Industry trade body shows impact of oil price on UK jobs

Jobs supported by the UK’s offshore oil and gas industry will have fallen by the end of 2016 by an estimated 120,000 since their peak in 2014, according to new employment figures released by Oil & Gas UK.

Offshore staff

LONDON– Jobs supported by the UK’s offshore oil and gas industry, currently under the severe strain of continued low oil prices, will have fallen by the end of 2016 by an estimated 120,000 since their peak in 2014, according to new employment figures released by Oil & Gas UK.

The analysis, carried out by marketing services company Experian, forecasts that in 2016 more than 330,000 jobs in the UK will be delivered through or supported by oil and gas production. Oil & Gas UK said its employment figures were based on the latest published data.

These jobs are across the whole country and cover:

  • Direct employment provided by companies involved in the extraction of crude oil and natural gas and supply chain companies who directly support this activity
  • Indirect employment across the supply chain, which also exports goods and services overseas
  • Induced jobs created by the sector’s spending in the wider economy, such as in hotels, catering, and taxis.

Brent crude is currently trading at around $50/bbl, less than half the price it was in 2014 when jobs linked to the sector peaked at more than 450,000, the industry body noted. Jobs supported fell by an estimated 84,000 to around 370,000 in 2015, and are forecast to have fallen a further 40,000 by the end of this year.

Deirdre Michie, CEO of Oil & Gas UK, said: “We cannot underestimate the impact the global downturn in the industry is having on the UK economy, nor the personal toll for those who have lost their jobs, and the effect on their families and colleagues.

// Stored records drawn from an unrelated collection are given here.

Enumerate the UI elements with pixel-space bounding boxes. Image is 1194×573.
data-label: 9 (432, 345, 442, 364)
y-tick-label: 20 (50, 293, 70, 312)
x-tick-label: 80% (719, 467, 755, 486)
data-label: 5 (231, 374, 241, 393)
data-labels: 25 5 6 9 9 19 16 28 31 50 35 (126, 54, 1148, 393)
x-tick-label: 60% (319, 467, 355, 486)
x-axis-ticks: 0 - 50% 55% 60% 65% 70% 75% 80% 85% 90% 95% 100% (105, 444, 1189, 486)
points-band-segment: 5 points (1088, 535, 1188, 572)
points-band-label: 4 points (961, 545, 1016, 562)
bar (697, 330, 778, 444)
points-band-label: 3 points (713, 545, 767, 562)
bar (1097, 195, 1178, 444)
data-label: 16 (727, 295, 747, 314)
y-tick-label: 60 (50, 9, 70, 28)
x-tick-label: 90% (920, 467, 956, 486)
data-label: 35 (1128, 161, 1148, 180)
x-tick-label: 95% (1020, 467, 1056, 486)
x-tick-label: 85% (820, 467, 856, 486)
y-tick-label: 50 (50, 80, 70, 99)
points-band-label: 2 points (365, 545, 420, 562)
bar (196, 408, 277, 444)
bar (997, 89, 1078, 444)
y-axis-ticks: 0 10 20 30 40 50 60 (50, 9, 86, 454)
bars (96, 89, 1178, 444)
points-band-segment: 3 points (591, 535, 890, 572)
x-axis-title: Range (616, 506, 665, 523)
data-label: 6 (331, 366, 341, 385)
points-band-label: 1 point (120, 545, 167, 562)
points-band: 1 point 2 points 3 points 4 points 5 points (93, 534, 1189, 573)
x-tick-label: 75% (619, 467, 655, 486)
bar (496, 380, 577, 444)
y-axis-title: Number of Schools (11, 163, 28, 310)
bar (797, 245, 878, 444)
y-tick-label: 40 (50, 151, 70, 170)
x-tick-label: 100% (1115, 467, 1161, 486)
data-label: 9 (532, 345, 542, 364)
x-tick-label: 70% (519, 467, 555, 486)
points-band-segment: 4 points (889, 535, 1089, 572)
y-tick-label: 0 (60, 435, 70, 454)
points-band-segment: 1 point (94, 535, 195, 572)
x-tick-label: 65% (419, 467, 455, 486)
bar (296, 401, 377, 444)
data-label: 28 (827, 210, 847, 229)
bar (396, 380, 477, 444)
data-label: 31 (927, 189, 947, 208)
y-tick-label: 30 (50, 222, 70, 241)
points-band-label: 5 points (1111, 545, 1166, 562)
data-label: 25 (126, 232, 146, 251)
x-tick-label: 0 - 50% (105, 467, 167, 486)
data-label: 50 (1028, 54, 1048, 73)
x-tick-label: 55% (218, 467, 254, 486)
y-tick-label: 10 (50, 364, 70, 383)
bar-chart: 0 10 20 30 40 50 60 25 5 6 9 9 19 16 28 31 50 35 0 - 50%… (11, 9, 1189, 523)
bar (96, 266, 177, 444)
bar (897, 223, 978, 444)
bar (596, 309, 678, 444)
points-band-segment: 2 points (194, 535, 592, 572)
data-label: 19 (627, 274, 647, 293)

We recognize this and are doing everything we can to support these people, working with the UK and Scottish governments through their task forces to find suitable alternative employment, as well as with the unions as we go through these difficult times.

“The industry has been spending more than it is earning since the oil price slump towards the end of 2014. This is not sustainable and companies have been faced with some very difficult decisions. To survive, the industry has had no choice but to improve its performance. It is looking to find efficiencies to restore competitiveness, to attract investment and stimulate activity in theNorth Sea

“With up to 20 Bbbl of oil and gas still to recover, this region is still very much open for business.”

The industry will be coming together next week at Oil & Gas UK’s Annual Conference in Aberdeen to consider how it manages its way safely through the current downturn and how it can emerge in a competitive form that will safeguard the 330,000-plus jobs it still supports.

“330,000 jobs is still a significant number,” added Michie, “but the total employment we will sustainably provide depends on the level of investment attracted into the basin. If investment falls, then so will jobs. The interventions we make now will be critical to shape the industry’s direction and help stem future losses.

“Everyone in the sector can play a part. Effective workforce engagement is vital onshore and offshore, as is greater cooperation – within teams, within companies, across the industry and with the regulators and governments. Competitiveness is improving as a result of the work the sector is doing in this area – and is being reflected in the reduction in unit operating costs from almost $30/bbl in 2015 to around $17/bbl this year.

“But to protect our industry and the skilled jobs it provides we need to see further efficiencies. The work of companies and of the industry’sEfficiency Task Force needs to focus on ensuring  that the changes being put in place are sustainable for the future that we all need to work towards.

“It is also important we consider what we can do in the immediate term to stimulate activity in support of exploration and development of existing small pools opportunities to help support the supply chain as it goes through these challenging times.”